Pour moi, une forme de contestation serait de rassembler un maximum de personne autour de l'idée d'autosuffisance (énergétique (via les énergie vertes entre autre), alimentaire et de bien de consommation via l'impression 3D par exemple...), avec une démocratie locale directe, etc. Bref un mode de contestation non violent par nature mais qui n'en sera pas exempt (le système concurrent va forcément réagir et montrer les dent à un moment donné) mais qui pourrait prendre le pas, au final, sur celles et ceux qui veulent avoir prise sur nos vies et notre avenir.
Fatalisme
Bonjour Bertrand,
On ne saurait mieux dire, je pense.
Pour ma part, je crois que le seul moyen véritable de révolte serait la passivité. La désobéissance civile. Celle-ci a été théorisée par Étienne de la Boétie et appliquée avec succès par Gandhi.
Quand je ne sais plus trop quoi penser tant les gens me paraissent illogiques, apathiques et terrorisés par l'idée même de leur ombre, je me demande ce qu'auraient fait des sauvages à leur place (sauvage étant ici une référence à des peuples n'ayant pas encore eu l'habitude de vivre sous la férule de politiciens véreux; et biberonnés aux fausses informations).

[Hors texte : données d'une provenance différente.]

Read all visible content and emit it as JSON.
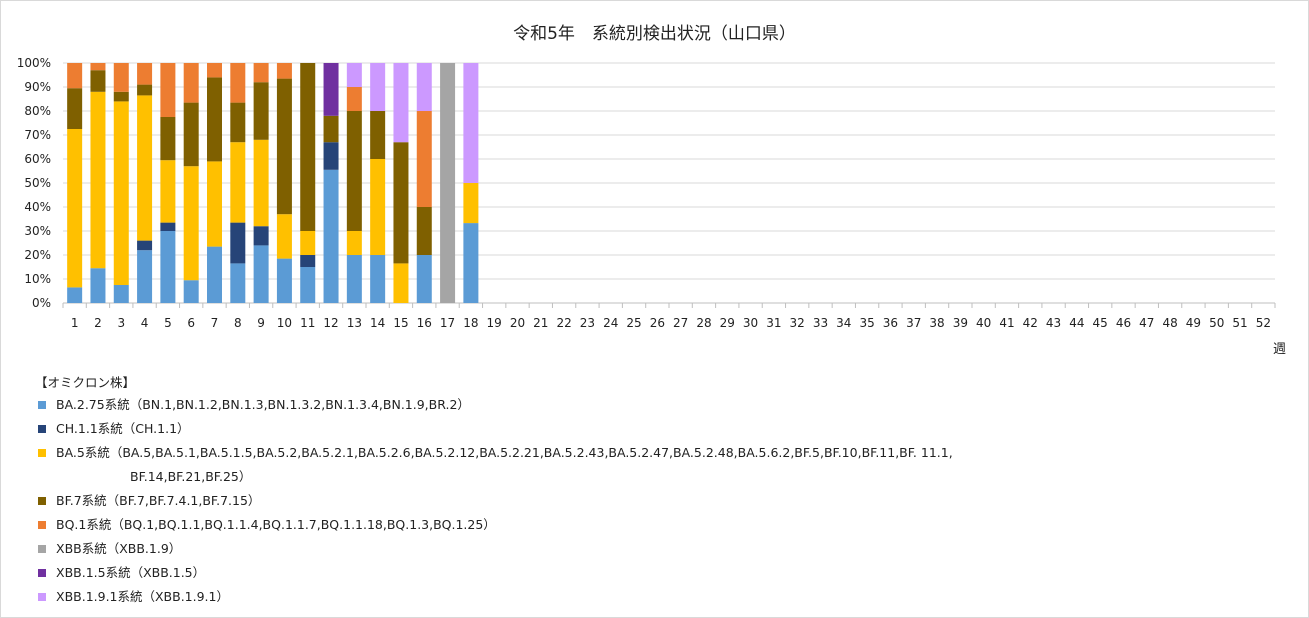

Si vous voulez, vous pouvez également imaginer ce que donnerait une République des Chats. On souhaite bon courage aux politiciens et on se marre à l'avance de la tronche qu'ils tireraient après une journée seulement.
C'est cela, la clé. Il faut commencer par évacuer la peur qui paralyse, qui empêche tout raisonnement sain et logique, puis il faut décider pour soi, en tant qu'homme, libre par essence et maître de sa destinée.
Tout le reste n'est qu'illusion et faux-semblants.